Africa is seeing a rush of funding for its fintech sector, and some companies have already emerged as the continent’s biggest fintech bets, becoming unicorns in Africa.
African fintech companies have raised more in the first seven months than they have in the decade before, according to one report. Between January and September this year, African fintech companies have raised a touch near US$1.5 billion. That, against the US$1.06 billion they raised all across 2011 to 2020, is a clear indication of accelerated interest in the market potential of fintech in Africa.
There are a total of seven tech unicorns in Africa right now, with fintech unicorns in Africa holding the majority of five. The other two are Jumia (ecommerce) and the most recent unicorn in the continent Andela (HR solution for software engineers). The space also includes ‘soonicorns’, or companies that are one their way to becoming future unicorns, such as Kuda Bank. The Nigeria-focused challenger bank raised US$55 million in a Series B this year, at a valuation of US$500 million.
From the ones that made the US$1 billion cut, here’s what you need to know about the five fintech unicorns in Africa.
Top fintech unicorns in Africa.
Fawry (Egypt)
Valuation: US$2+ billion
A listed company, Fawry is not a unicorn in the technical sense of the word (since it is a listed company, whereas unicorns are usually startups with a US$1+ valuation).
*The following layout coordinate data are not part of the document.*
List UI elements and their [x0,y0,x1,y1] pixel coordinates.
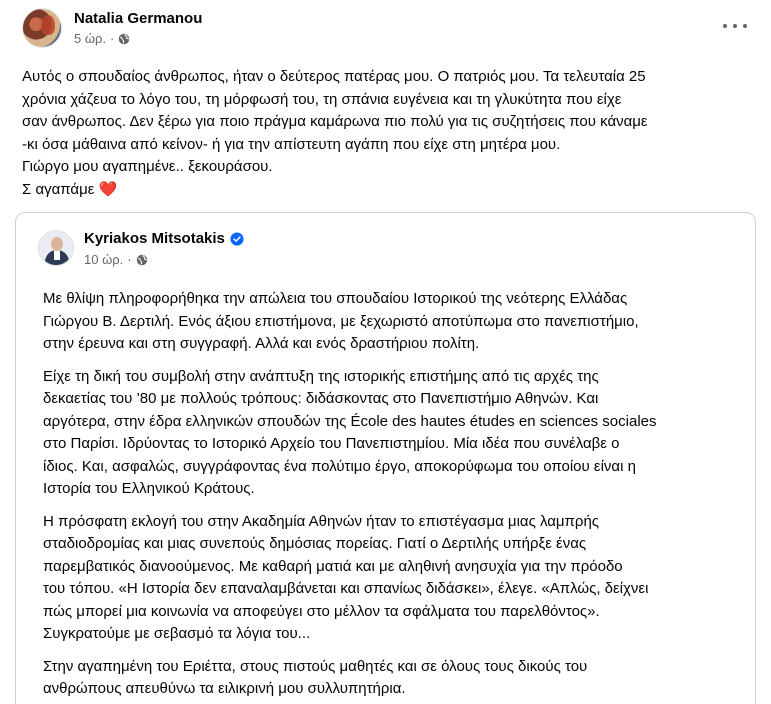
shared-paragraph-3: Η πρόσφατη εκλογή του στην Ακαδημία Αθην… [43,511,743,646]
post-meta: Natalia Germanou 5 ώρ. · [74,9,202,47]
shared-author-name[interactable]: Kyriakos Mitsotakis [84,229,225,249]
avatar-shirt [54,250,60,260]
post-line-text: Σ αγαπάμε [22,180,95,198]
shared-paragraph-1: Με θλίψη πληροφορήθηκα την απώλεια του σ… [43,288,743,356]
shared-line: του τόπου. «Η Ιστορία δεν επαναλαμβάνετα… [43,580,649,597]
shared-line: δεκαετίας του ’80 με πολλούς τρόπους: δι… [43,390,599,407]
shared-line: Στην αγαπημένη του Εριέττα, στους πιστού… [43,657,588,675]
shared-line: Ιστορία του Ελληνικού Κράτους. [43,480,255,497]
shared-line: Η πρόσφατη εκλογή του στην Ακαδημία Αθην… [43,512,600,530]
shared-line: στο Παρίσι. Ιδρύοντας το Ιστορικό Αρχείο… [43,435,620,452]
shared-line: Με θλίψη πληροφορήθηκα την απώλεια του σ… [43,290,628,307]
shared-paragraph-2: Είχε τη δική του συμβολή στην ανάπτυξη τ… [43,366,743,501]
shared-line: Είχε τη δική του συμβολή στην ανάπτυξη τ… [43,367,599,385]
more-dot [733,24,737,28]
more-dot [743,24,747,28]
author-name[interactable]: Natalia Germanou [74,9,202,29]
separator-dot: · [127,252,132,267]
post-header: Natalia Germanou 5 ώρ. · [22,8,202,48]
author-avatar[interactable] [22,8,62,48]
shared-line: σταδιοδρομίας και μιας συνεπούς δημόσιας… [43,535,587,552]
shared-line: αργότερα, στην έδρα ελληνικών σπουδών τη… [43,412,657,430]
more-options-icon[interactable] [723,18,747,34]
heart-emoji-icon: ❤️ [98,180,118,198]
shared-line: ίδιος. Και, ασφαλώς, συγγράφοντας ένα πο… [43,457,636,475]
globe-icon[interactable] [118,33,130,45]
separator-dot: · [110,31,115,46]
post-line: σαν άνθρωπος. Δεν ξέρω για ποιο πράγμα κ… [22,113,648,130]
post-body: Αυτός ο σπουδαίος άνθρωπος, ήταν ο δεύτε… [22,66,752,201]
post-line: Γιώργο μου αγαπημένε.. ξεκουράσου. [22,158,273,175]
post-line-last: Σ αγαπάμε ❤️ [22,179,752,202]
shared-author-avatar[interactable] [38,230,74,266]
avatar-head [51,237,63,251]
shared-post-timestamp[interactable]: 10 ώρ. [84,252,123,267]
shared-post-meta: Kyriakos Mitsotakis 10 ώρ. · [84,229,244,267]
post-line: Αυτός ο σπουδαίος άνθρωπος, ήταν ο δεύτε… [22,68,646,85]
shared-post[interactable]: Kyriakos Mitsotakis 10 ώρ. · Με θλίψη πλ… [15,212,756,704]
shared-line: Γιώργου Β. Δερτιλή. Ενός άξιου επιστήμον… [43,312,639,330]
post-line: χρόνια χάζευα το λόγο του, τη μόρφωσή το… [22,90,622,108]
shared-author-row: Kyriakos Mitsotakis [84,229,244,249]
shared-line: Συγκρατούμε με σεβασμό τα λόγια του... [43,625,311,642]
verified-badge-icon [230,232,244,246]
post-line: -κι όσα μάθαινα από κείνον- ή για την απ… [22,135,561,153]
shared-line: παρεμβατικός διανοούμενος. Με καθαρή ματ… [43,557,623,575]
more-dot [723,24,727,28]
shared-post-subline: 10 ώρ. · [84,252,244,267]
shared-line: ανθρώπους απευθύνω τα ειλικρινή μου συλλ… [43,680,406,697]
shared-post-header: Kyriakos Mitsotakis 10 ώρ. · [38,229,244,267]
facebook-post: Natalia Germanou 5 ώρ. · Αυτός ο σπουδαί… [0,0,771,704]
shared-paragraph-4: Στην αγαπημένη του Εριέττα, στους πιστού… [43,656,743,701]
post-timestamp[interactable]: 5 ώρ. [74,31,106,47]
shared-line: πώς μπορεί μια κοινωνία να αποφεύγει στο… [43,602,600,620]
shared-post-body: Με θλίψη πληροφορήθηκα την απώλεια του σ… [43,288,743,704]
shared-line: στην έρευνα και στη συγγραφή. Αλλά και ε… [43,335,480,352]
post-subline: 5 ώρ. · [74,31,202,47]
globe-icon[interactable] [136,254,148,266]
Yet, it is widely considered to be one in the MENA region.
The company offers a wide range of B2B and B2C payment services, and trades on the EGX with a market cap of about US$1.5 billion as of 6 October.
OPay (Nigeria)
Valuation: US$2 billion
OPay sprung to unicorn status after SoftBank’s Vision Fund 2 led a US$400 million funding round in the company in August this year. The round took the company’s valuation to US$2 billion. It also made OPay SoftBank’s debut investment in Africa.
OPay provides a mobile money solution (a central fintech sector in Africa) that comes with physical debit cards, an offline banking solution and savings facilities.
Wave (Senegal)
Valuation: US$1.7 billion
Wave is the latest entrant to the list of fintech unicorns in Africa. The company attained a valuation of US$1.7 billion in September this year, after a US$200 million Series A funding round.
Investors in the company include global heavyweights Sequoia, Founders Fund, Stripe and Ribbit Capital. Wave also offers a mobile money solution that includes deposits and withdrawals, transfers and bill payments.
Flutterwave (San Francisco)
Valuation: US$1+ billion
Payment infrastructure company Flutterwave raised US$170 million in a Series C that took place in March this year. The funding round came at a valuation of US$1 billion, taking the company to unicorn status.
Flutterwave has recently been announcing a string of partnerships, including with MTN Group, 9PSB, and Currencycloud.
Interswitch (Nigeria)
Valuation: US$1 billion
Interswitch is a digital payments company, with solutions spanning transactions, collection, disbursement, card issuance and more.
The company became a unicorn after Visa picked up a minority stake in the company in 2019, leading to a valuation of US$1 billion. The deal was reportedly valued at US$200 million for 20% equity. The company had IPO plans for the first half of 2020, but the plans haven’t materialised thus far.